個展を開催すると原画は即完売で、その華麗な美少年世界に魅了される人続出中。
コピックにて作画しており、愛用コピックを入れたボックスは迫力がある。
原稿を読んだときの第一印象、一番印象に残ったお人形はなんでしたか?
みやた どのお人形も描写が本当に細やかで魅力的でしたが、なかでも瞳が桜の花びらのトンボ玉でできたテディベアが特に印象深かったです。
テディベアという可愛らしい存在でありながら、覗き込んだ人を瞳で魅了する奥ゆかしさが、可愛さと色気のアンバランスさを醸し出していて素敵だなと感じました。

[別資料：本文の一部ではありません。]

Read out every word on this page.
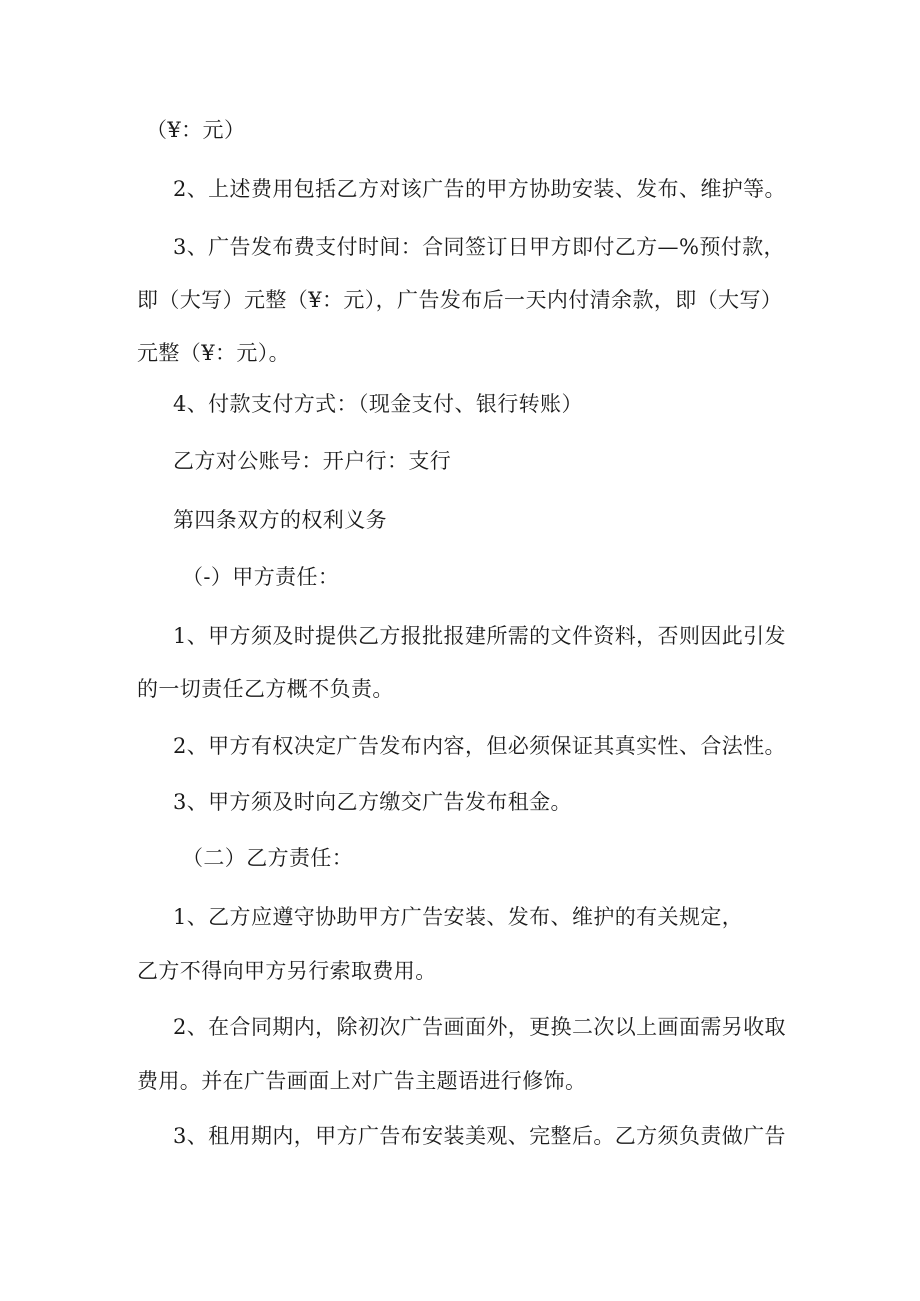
（¥：元）
2、上述费用包括乙方对该广告的甲方协助安装、发布、维护等。
3、广告发布费支付时间：合同签订日甲方即付乙方—%预付款，
即（大写）元整（¥：元），广告发布后一天内付清余款，即（大写）
元整（¥：元）。
4、付款支付方式：（现金支付、银行转账）
乙方对公账号：开户行：支行
第四条双方的权利义务
（-）甲方责任：
1、甲方须及时提供乙方报批报建所需的文件资料，否则因此引发
的一切责任乙方概不负责。
2、甲方有权决定广告发布内容，但必须保证其真实性、合法性。
3、甲方须及时向乙方缴交广告发布租金。
（二）乙方责任：
1、乙方应遵守协助甲方广告安装、发布、维护的有关规定，
乙方不得向甲方另行索取费用。
2、在合同期内，除初次广告画面外，更换二次以上画面需另收取
费用。并在广告画面上对广告主题语进行修饰。
3、租用期内，甲方广告布安装美观、完整后。乙方须负责做广告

ドール先輩と雛太君の、人物造形で難しかったところはありますか?
みやた 最初に物語を読ませていただいて直ぐに、二人とも容姿が浮かびましたが、共通して表情の設定にとても悩みました。
雛太君はお人形のように可愛らしく幼い印象でありながらも、冷静さを兼ね備えているため、フェミニンになりすぎないように。
ドール先輩は可憐な美少年でありながらも、個性が強く割とサバサバした男っぽい語り口調なので、麗しさを前面に出すのか、すこし意地悪そうな気の強い表情をさせるべきかとても悩んだ記憶があります。
完成した絵をご覧になった関口さんが喜んでくださったと聞き、編集者さんからも、「ドール先輩と雛太君がいます!」と言われて、ほっとしました。(註・編集より 正に物語で生きていた美少年二人がそこにいたので、黄色い声で喜びました!)